La liste des anciens Premiers ministres bénéficiant encore d’un soutien logistique de l’État comprend plusieurs figures toujours actives professionnellement. Dominique de Villepin, dont les dépenses ont atteint 207 072 euros en 2024, dirige une société de conseil et donne des conférences à l’étranger. Bernard Cazeneuve, associé au cabinet d’avocats August Debouzy, a coûté 198 290 euros. Jean-Pierre Raffarin, aujourd’hui consultant et intervenant dans des activités de lobbying, a généré 158 208 euros de frais. Édith Cresson, Lionel Jospin et François Fillon figurent également parmi les bénéficiaires, respectivement avec 157 223 euros, 157 657 euros et 149 089 euros.

Élisabeth Borne, encore inscrite dans le dispositif début 2024 pour un total de 110 779 euros, en a été exclue dès sa nomination comme ministre de l’Éducation nationale en décembre 2024.

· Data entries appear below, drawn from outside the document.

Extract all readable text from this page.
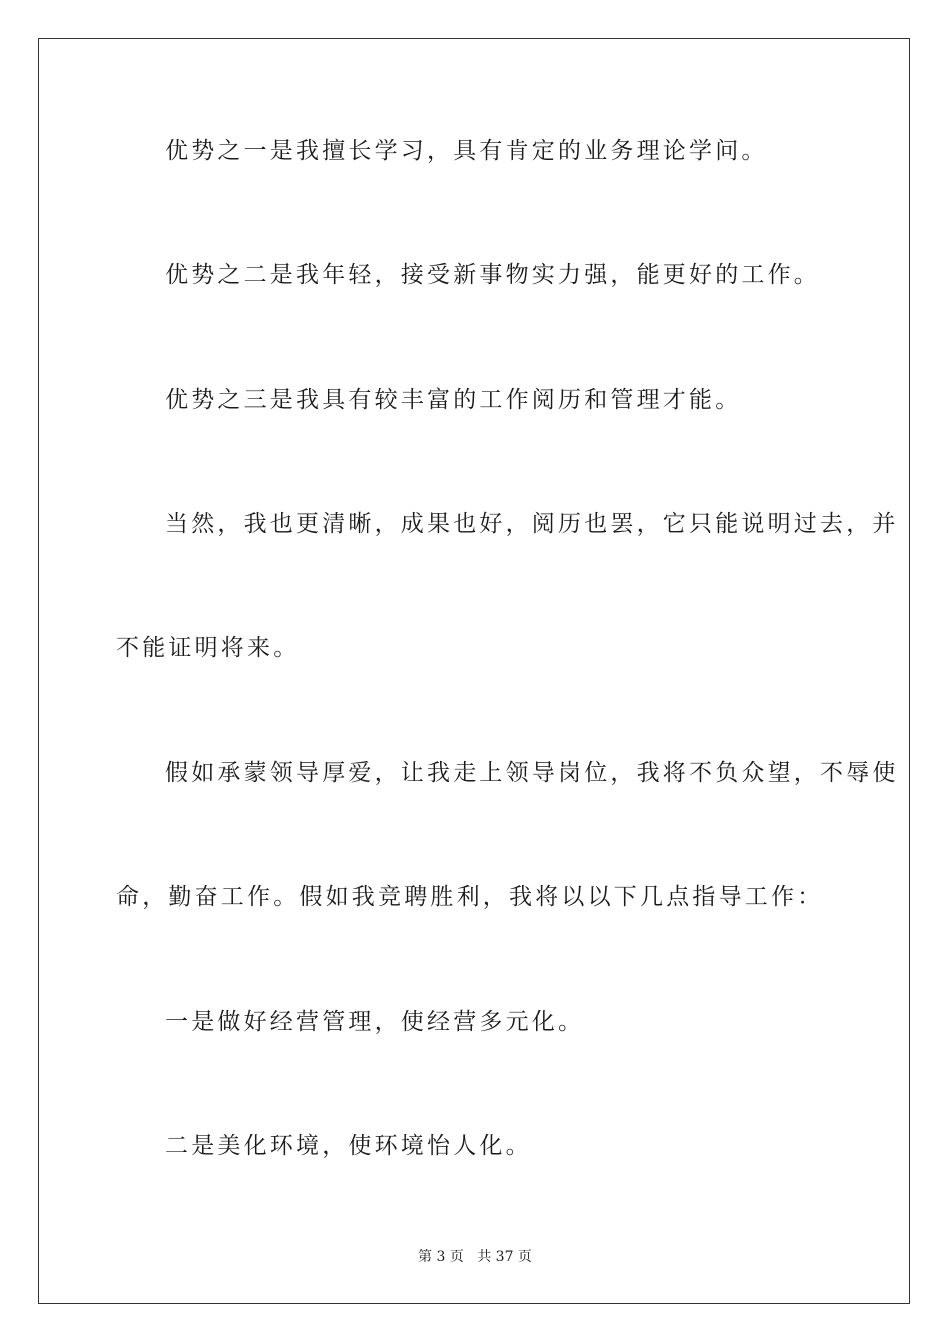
优势之一是我擅长学习，具有肯定的业务理论学问。
优势之二是我年轻，接受新事物实力强，能更好的工作。
优势之三是我具有较丰富的工作阅历和管理才能。
当然，我也更清晰，成果也好，阅历也罢，它只能说明过去，并
不能证明将来。
假如承蒙领导厚爱，让我走上领导岗位，我将不负众望，不辱使
命，勤奋工作。假如我竞聘胜利，我将以以下几点指导工作：
一是做好经营管理，使经营多元化。
二是美化环境，使环境怡人化。
第 3 页 共 37 页
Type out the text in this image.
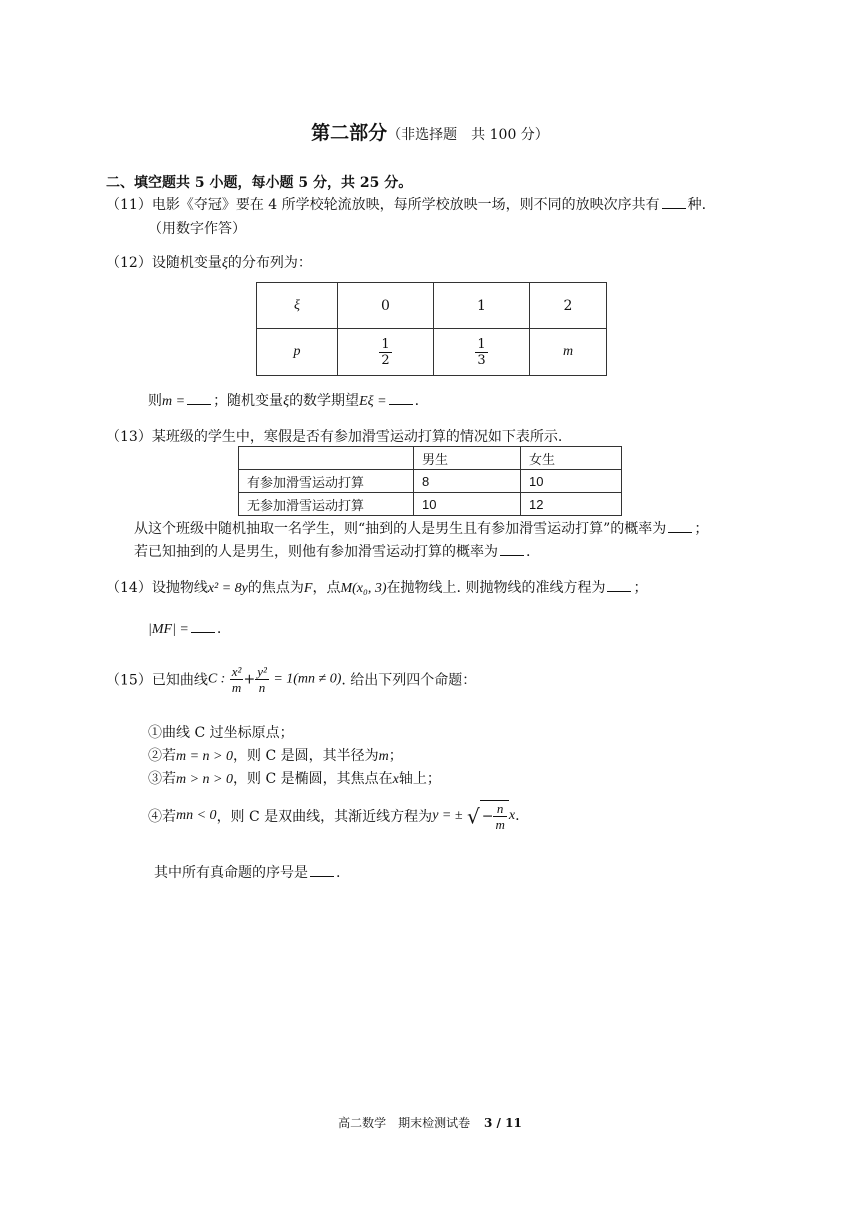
第二部分（非选择题　共 100 分）
二、填空题共 5 小题，每小题 5 分，共 25 分。
（11）电影《夺冠》要在 4 所学校轮流放映，每所学校放映一场，则不同的放映次序共有 种.
（用数字作答）
（12）设随机变量ξ的分布列为：
ξ	0	1	2
p	$\frac{1}{2}$	$\frac{1}{3}$	m
则m = ；随机变量ξ的数学期望Eξ = .
（13）某班级的学生中，寒假是否有参加滑雪运动打算的情况如下表所示.
	男生	女生
有参加滑雪运动打算	8	10
无参加滑雪运动打算	10	12
从这个班级中随机抽取一名学生，则“抽到的人是男生且有参加滑雪运动打算”的概率为 ；
若已知抽到的人是男生，则他有参加滑雪运动打算的概率为 .
（14）设抛物线x² = 8y的焦点为F，点M(x₀, 3)在抛物线上. 则抛物线的准线方程为 ；
|MF| = .
（15）已知曲线C : $\frac{\text{x²}}{m} + \frac{\text{y²}}{n} = 1(mn \ne 0)$. 给出下列四个命题：
①曲线 C 过坐标原点；
②若m = n > 0，则 C 是圆，其半径为m；
③若m > n > 0，则 C 是椭圆，其焦点在x轴上；
④若mn < 0，则 C 是双曲线，其渐近线方程为y = ± √ − $\frac{n}{m} x$.
其中所有真命题的序号是 .
高二数学　期末检测试卷 3 / 11
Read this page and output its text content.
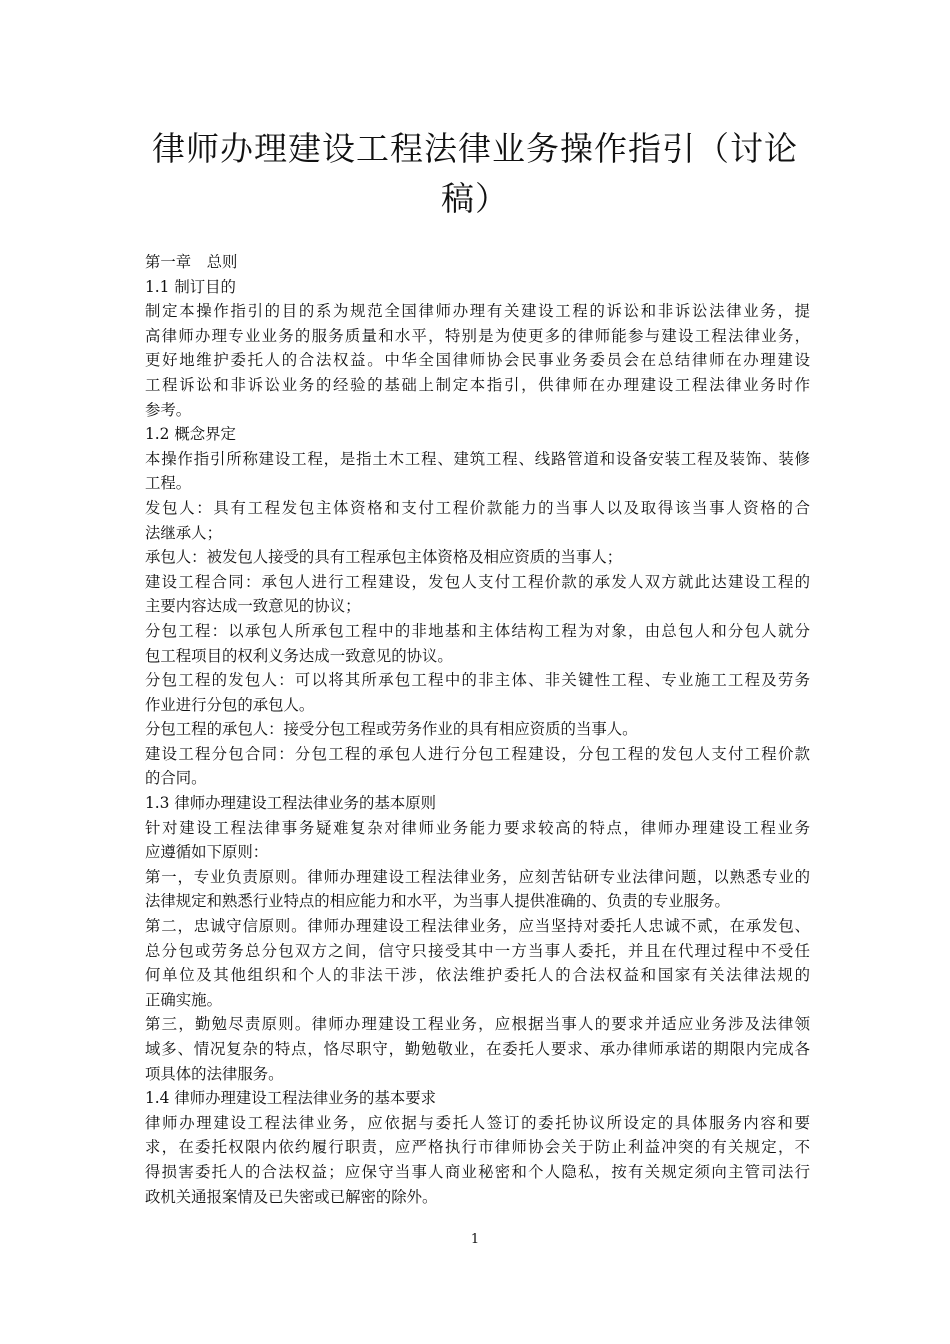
律师办理建设工程法律业务操作指引（讨论
稿）
第一章　总则
1.1 制订目的
制定本操作指引的目的系为规范全国律师办理有关建设工程的诉讼和非诉讼法律业务，提
高律师办理专业业务的服务质量和水平，特别是为使更多的律师能参与建设工程法律业务，
更好地维护委托人的合法权益。中华全国律师协会民事业务委员会在总结律师在办理建设
工程诉讼和非诉讼业务的经验的基础上制定本指引，供律师在办理建设工程法律业务时作
参考。
1.2 概念界定
本操作指引所称建设工程，是指土木工程、建筑工程、线路管道和设备安装工程及装饰、装修
工程。
发包人：具有工程发包主体资格和支付工程价款能力的当事人以及取得该当事人资格的合
法继承人；
承包人：被发包人接受的具有工程承包主体资格及相应资质的当事人；
建设工程合同：承包人进行工程建设，发包人支付工程价款的承发人双方就此达建设工程的
主要内容达成一致意见的协议；
分包工程：以承包人所承包工程中的非地基和主体结构工程为对象，由总包人和分包人就分
包工程项目的权利义务达成一致意见的协议。
分包工程的发包人：可以将其所承包工程中的非主体、非关键性工程、专业施工工程及劳务
作业进行分包的承包人。
分包工程的承包人：接受分包工程或劳务作业的具有相应资质的当事人。
建设工程分包合同：分包工程的承包人进行分包工程建设，分包工程的发包人支付工程价款
的合同。
1.3 律师办理建设工程法律业务的基本原则
针对建设工程法律事务疑难复杂对律师业务能力要求较高的特点，律师办理建设工程业务
应遵循如下原则：
第一，专业负责原则。律师办理建设工程法律业务，应刻苦钻研专业法律问题，以熟悉专业的
法律规定和熟悉行业特点的相应能力和水平，为当事人提供准确的、负责的专业服务。
第二，忠诚守信原则。律师办理建设工程法律业务，应当坚持对委托人忠诚不贰，在承发包、
总分包或劳务总分包双方之间，信守只接受其中一方当事人委托，并且在代理过程中不受任
何单位及其他组织和个人的非法干涉，依法维护委托人的合法权益和国家有关法律法规的
正确实施。
第三，勤勉尽责原则。律师办理建设工程业务，应根据当事人的要求并适应业务涉及法律领
域多、情况复杂的特点，恪尽职守，勤勉敬业，在委托人要求、承办律师承诺的期限内完成各
项具体的法律服务。
1.4 律师办理建设工程法律业务的基本要求
律师办理建设工程法律业务，应依据与委托人签订的委托协议所设定的具体服务内容和要
求，在委托权限内依约履行职责，应严格执行市律师协会关于防止利益冲突的有关规定，不
得损害委托人的合法权益；应保守当事人商业秘密和个人隐私，按有关规定须向主管司法行
政机关通报案情及已失密或已解密的除外。
1
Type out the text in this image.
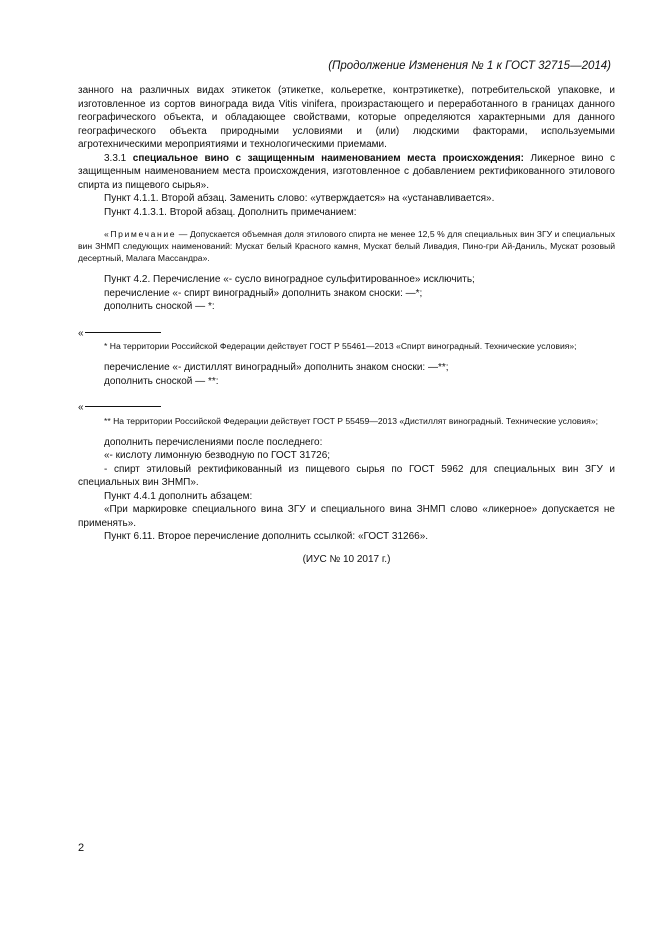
(Продолжение Изменения № 1 к ГОСТ 32715—2014)

занного на различных видах этикеток (этикетке, кольеретке, контрэтикетке), потребительской упаковке, и изготовленное из сортов винограда вида Vitis vinifera, произрастающего и переработанного в границах данного географического объекта, и обладающее свойствами, которые определяются характерными для данного географического объекта природными условиями и (или) людскими факторами, используемыми агротехническими мероприятиями и технологическими приемами.

3.3.1 специальное вино с защищенным наименованием места происхождения: Ликерное вино с защищенным наименованием места происхождения, изготовленное с добавлением ректификованного этилового спирта из пищевого сырья».

Пункт 4.1.1. Второй абзац. Заменить слово: «утверждается» на «устанавливается».

Пункт 4.1.3.1. Второй абзац. Дополнить примечанием:

«Примечание — Допускается объемная доля этилового спирта не менее 12,5 % для специальных вин ЗГУ и специальных вин ЗНМП следующих наименований: Мускат белый Красного камня, Мускат белый Ливадия, Пино-гри Ай-Даниль, Мускат розовый десертный, Малага Массандра».

Пункт 4.2. Перечисление «- сусло виноградное сульфитированное» исключить;

перечисление «- спирт виноградный» дополнить знаком сноски: —*;

дополнить сноской — *:

«

* На территории Российской Федерации действует ГОСТ Р 55461—2013 «Спирт виноградный. Технические условия»;

перечисление «- дистиллят виноградный» дополнить знаком сноски: —**;

дополнить сноской — **:

«

** На территории Российской Федерации действует ГОСТ Р 55459—2013 «Дистиллят виноградный. Технические условия»;

дополнить перечислениями после последнего:

«- кислоту лимонную безводную по ГОСТ 31726;

- спирт этиловый ректификованный из пищевого сырья по ГОСТ 5962 для специальных вин ЗГУ и специальных вин ЗНМП».

Пункт 4.4.1 дополнить абзацем:

«При маркировке специального вина ЗГУ и специального вина ЗНМП слово «ликерное» допускается не применять».

Пункт 6.11. Второе перечисление дополнить ссылкой: «ГОСТ 31266».

(ИУС № 10 2017 г.)

2
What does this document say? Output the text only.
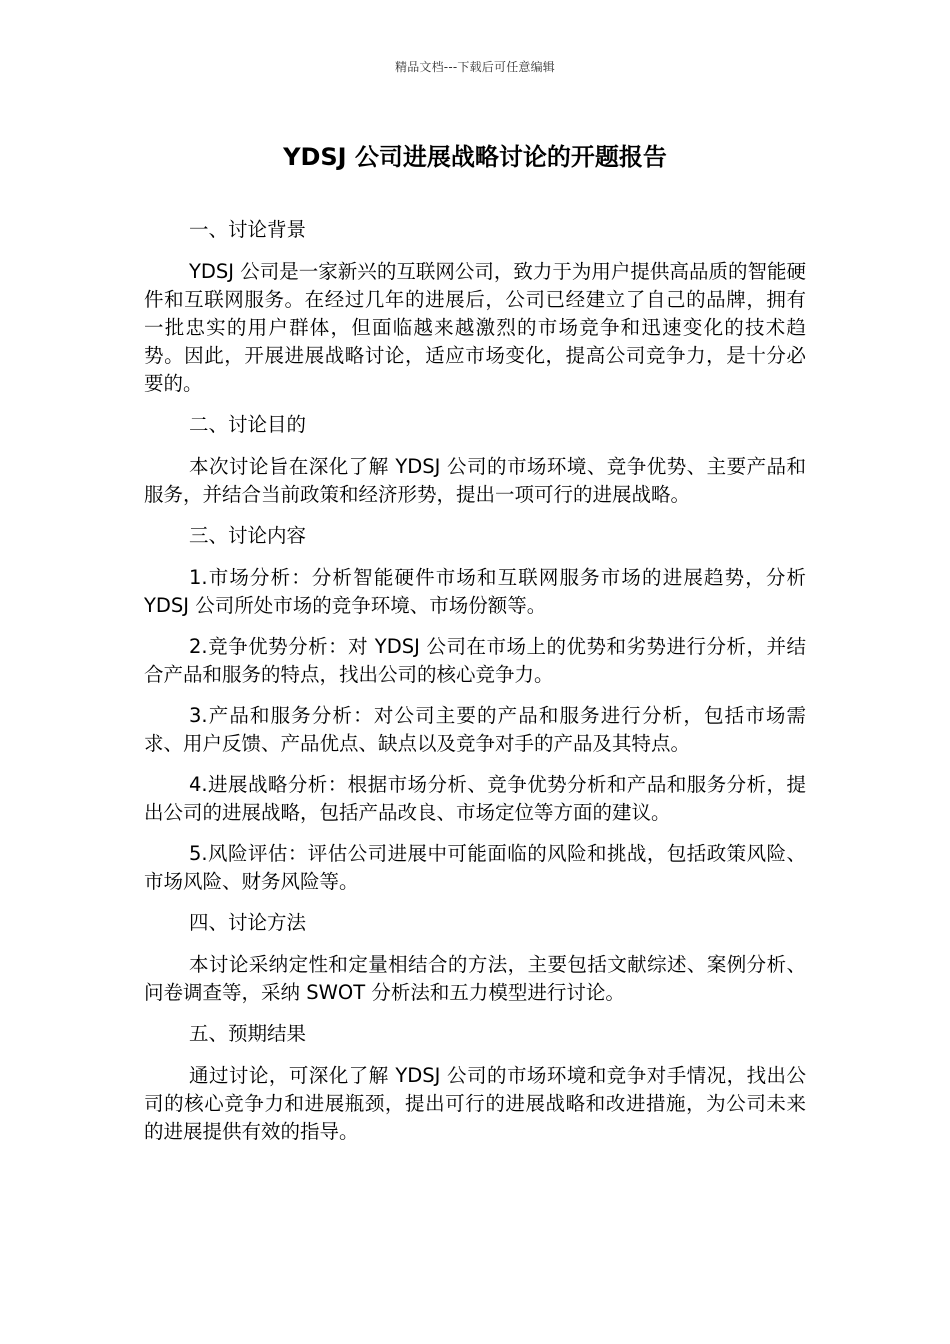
精品文档---下载后可任意编辑
YDSJ 公司进展战略讨论的开题报告

一、讨论背景

YDSJ 公司是一家新兴的互联网公司，致力于为用户提供高品质的智能硬件和互联网服务。在经过几年的进展后，公司已经建立了自己的品牌，拥有一批忠实的用户群体，但面临越来越激烈的市场竞争和迅速变化的技术趋势。因此，开展进展战略讨论，适应市场变化，提高公司竞争力，是十分必要的。

二、讨论目的

本次讨论旨在深化了解 YDSJ 公司的市场环境、竞争优势、主要产品和服务，并结合当前政策和经济形势，提出一项可行的进展战略。

三、讨论内容

1.市场分析：分析智能硬件市场和互联网服务市场的进展趋势，分析 YDSJ 公司所处市场的竞争环境、市场份额等。

2.竞争优势分析：对 YDSJ 公司在市场上的优势和劣势进行分析，并结合产品和服务的特点，找出公司的核心竞争力。

3.产品和服务分析：对公司主要的产品和服务进行分析，包括市场需求、用户反馈、产品优点、缺点以及竞争对手的产品及其特点。

4.进展战略分析：根据市场分析、竞争优势分析和产品和服务分析，提出公司的进展战略，包括产品改良、市场定位等方面的建议。

5.风险评估：评估公司进展中可能面临的风险和挑战，包括政策风险、市场风险、财务风险等。

四、讨论方法

本讨论采纳定性和定量相结合的方法，主要包括文献综述、案例分析、问卷调查等，采纳 SWOT 分析法和五力模型进行讨论。

五、预期结果

通过讨论，可深化了解 YDSJ 公司的市场环境和竞争对手情况，找出公司的核心竞争力和进展瓶颈，提出可行的进展战略和改进措施，为公司未来的进展提供有效的指导。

Ces avantages ne s’interrompent que lorsqu’une fonction publique est exercée. Jean Castex, devenu président de la RATP puis de la SNCF, n’a pas perçu d’indemnités ni bénéficié des dispositifs post-fonction. Édouard Philippe, en tant que maire du Havre, et Laurent Fabius, président du Conseil constitutionnel jusqu’en mars 2025, ne figuraient pas non plus parmi les bénéficiaires durant leurs mandats publics.

Un système saturé par l’instabilité gouvernementale

La multiplication des anciens Premiers ministres en un temps court a mécaniquement accru les dépenses liées aux privilèges. Michel Barnier, nommé le 5 septembre 2024 et censuré le 4 décembre suivant, n’a exercé que 99 jours. François Bayrou, en poste du 13 décembre 2024 au 8 septembre 2025, a tenu 270 jours. Gabriel Attal, chef du gouvernement pendant 240 jours, a repris son mandat de député. Élisabeth Borne, en fonction entre mai 2022 et janvier 2024, a été nommée ministre de l’Éducation nationale à la fin de l’année 2024.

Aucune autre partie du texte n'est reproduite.